As to the functional role these cells play in human pregnancy, more is needed to be done. It has recently been discovered that Treg cells of Foxp3 lineage display an unexpected plasticity and find more have a bifunctional potential depending on the physiological settings. Under most circumstances, Foxp3+ Treg cells suppress unwanted and unappropriate immune responses, but under other circumstances, Treg cells can transform to rapidly responsive helper cells capable to help initiate T-cell responses instead of suppressing them (reviewed by Mellor and Munn49). How the Foxp3+
Treg cell subsets in human pregnancy function under physiological and pathological conditions remains to be elucidated, and indeed, the phenotypic characterization of the three decidual Foxp3+ Treg cells described in this report, CD4+ CD25− Foxp3+,
CD4+ CD25+ Foxp3+, and CD4+ CD25++ Foxp3+, is a good start.
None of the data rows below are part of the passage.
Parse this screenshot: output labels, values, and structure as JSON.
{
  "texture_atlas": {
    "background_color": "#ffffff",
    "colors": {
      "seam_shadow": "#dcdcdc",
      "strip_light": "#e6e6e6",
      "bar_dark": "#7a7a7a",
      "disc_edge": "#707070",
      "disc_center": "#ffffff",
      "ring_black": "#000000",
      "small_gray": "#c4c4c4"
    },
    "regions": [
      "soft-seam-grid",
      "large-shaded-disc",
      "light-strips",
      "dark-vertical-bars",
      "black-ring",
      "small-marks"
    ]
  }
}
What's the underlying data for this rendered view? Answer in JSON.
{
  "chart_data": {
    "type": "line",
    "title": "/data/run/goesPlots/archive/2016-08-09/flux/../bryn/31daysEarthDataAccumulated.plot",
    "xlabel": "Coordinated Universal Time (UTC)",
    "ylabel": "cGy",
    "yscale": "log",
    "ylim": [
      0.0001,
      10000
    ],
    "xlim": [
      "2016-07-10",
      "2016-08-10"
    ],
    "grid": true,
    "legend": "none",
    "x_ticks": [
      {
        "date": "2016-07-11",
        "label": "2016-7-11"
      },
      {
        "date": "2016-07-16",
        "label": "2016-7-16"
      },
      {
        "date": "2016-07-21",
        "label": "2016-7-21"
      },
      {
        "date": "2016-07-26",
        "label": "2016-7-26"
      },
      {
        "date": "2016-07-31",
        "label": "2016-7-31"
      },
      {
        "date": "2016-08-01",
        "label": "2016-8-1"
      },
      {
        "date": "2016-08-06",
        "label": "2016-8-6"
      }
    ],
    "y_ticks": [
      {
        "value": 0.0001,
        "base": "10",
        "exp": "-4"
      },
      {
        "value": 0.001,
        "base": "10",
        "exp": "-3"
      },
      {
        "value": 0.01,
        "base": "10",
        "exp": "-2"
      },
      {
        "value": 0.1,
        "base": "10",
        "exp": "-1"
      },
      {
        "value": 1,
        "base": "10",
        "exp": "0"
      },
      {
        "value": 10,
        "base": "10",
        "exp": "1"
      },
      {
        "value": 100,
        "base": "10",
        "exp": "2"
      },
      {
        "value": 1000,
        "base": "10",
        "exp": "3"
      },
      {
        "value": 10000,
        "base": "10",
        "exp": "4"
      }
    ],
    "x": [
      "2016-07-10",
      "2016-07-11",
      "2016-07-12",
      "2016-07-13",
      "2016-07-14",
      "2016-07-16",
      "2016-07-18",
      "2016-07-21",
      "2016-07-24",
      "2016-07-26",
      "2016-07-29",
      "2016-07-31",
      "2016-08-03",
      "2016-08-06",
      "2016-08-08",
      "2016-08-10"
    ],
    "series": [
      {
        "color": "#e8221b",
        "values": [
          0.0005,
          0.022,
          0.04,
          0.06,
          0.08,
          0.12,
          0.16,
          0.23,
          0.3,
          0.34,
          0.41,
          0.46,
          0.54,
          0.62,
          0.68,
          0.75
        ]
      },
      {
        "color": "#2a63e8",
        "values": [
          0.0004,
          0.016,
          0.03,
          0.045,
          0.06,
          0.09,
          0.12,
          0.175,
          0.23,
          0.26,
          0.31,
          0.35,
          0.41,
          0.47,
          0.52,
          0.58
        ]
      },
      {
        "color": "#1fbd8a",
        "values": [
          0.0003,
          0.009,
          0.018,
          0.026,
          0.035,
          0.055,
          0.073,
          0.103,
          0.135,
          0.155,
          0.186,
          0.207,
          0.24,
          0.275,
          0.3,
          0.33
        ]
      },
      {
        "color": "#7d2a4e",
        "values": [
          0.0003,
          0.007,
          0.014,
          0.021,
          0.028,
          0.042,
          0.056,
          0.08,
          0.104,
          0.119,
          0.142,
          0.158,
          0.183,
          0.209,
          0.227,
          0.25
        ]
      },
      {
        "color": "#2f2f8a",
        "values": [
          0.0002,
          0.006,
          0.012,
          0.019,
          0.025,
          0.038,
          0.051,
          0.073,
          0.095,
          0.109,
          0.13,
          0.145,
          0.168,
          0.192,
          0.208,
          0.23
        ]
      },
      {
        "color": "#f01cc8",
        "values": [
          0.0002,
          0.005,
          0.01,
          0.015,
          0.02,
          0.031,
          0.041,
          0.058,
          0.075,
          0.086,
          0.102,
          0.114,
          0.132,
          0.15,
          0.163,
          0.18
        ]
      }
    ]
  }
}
Two main points are made in this study; first that the enrichment of Foxp3+ Treg cells in early human pregnancy is a local event, taking place in the pregnant uterine mucosa, the decidua, and comprising three main subsets, CD4+ CD25− Foxp3+, CD4+ CD25+ Foxp3+, and CD4+ CD25++ Foxp3+. The second is that cells, Daporinad cell line expressing Foxp3 gene at comparable levels to ‘classical’ Treg cells, are highly enriched in the CD4+ CD25− decidual T lymphocyte pool, suggesting that besides ‘classical’ Treg cells, there might be an additional reservoir of committed
‘naïve’ regulatory cells in decidua ready to regain CD25 expression and suppressive function upon activation/homeostatic expansion.34,40 Understanding the nature of the CD4+ CD25− Foxp3+ decidual cells and their role in decidua might hold the key to understanding the nature and function of the ‘classical’ Treg cells in Staurosporine research buy human pregnancy. Thus, further and deeper studies of the ‘cryptic’ CD4+ CD25− Foxp3+ cells34 in human decidua are needed before a definite opinion about their nature and role in pregnancy can be established. In addition, the report presented here illustrates that studies of the immune cells in peripheral blood during pregnancy should be handled and interpreted with care, because they might not reflect the immune system in decidua, and highlights the importance of immune-cell studies at the fetal–maternal interface for comprehension of the maternal immune regulation during pregnancy. We are very grateful to Dr. Vladimir Baranov for the useful discussions and valuable suggestions during the performance of this study, and for critically reading the manuscript. The donors of decidual and peripheral blood samples, the colleagues, and the operation staff at Norrland’s University Hospital are gratefully acknowledged.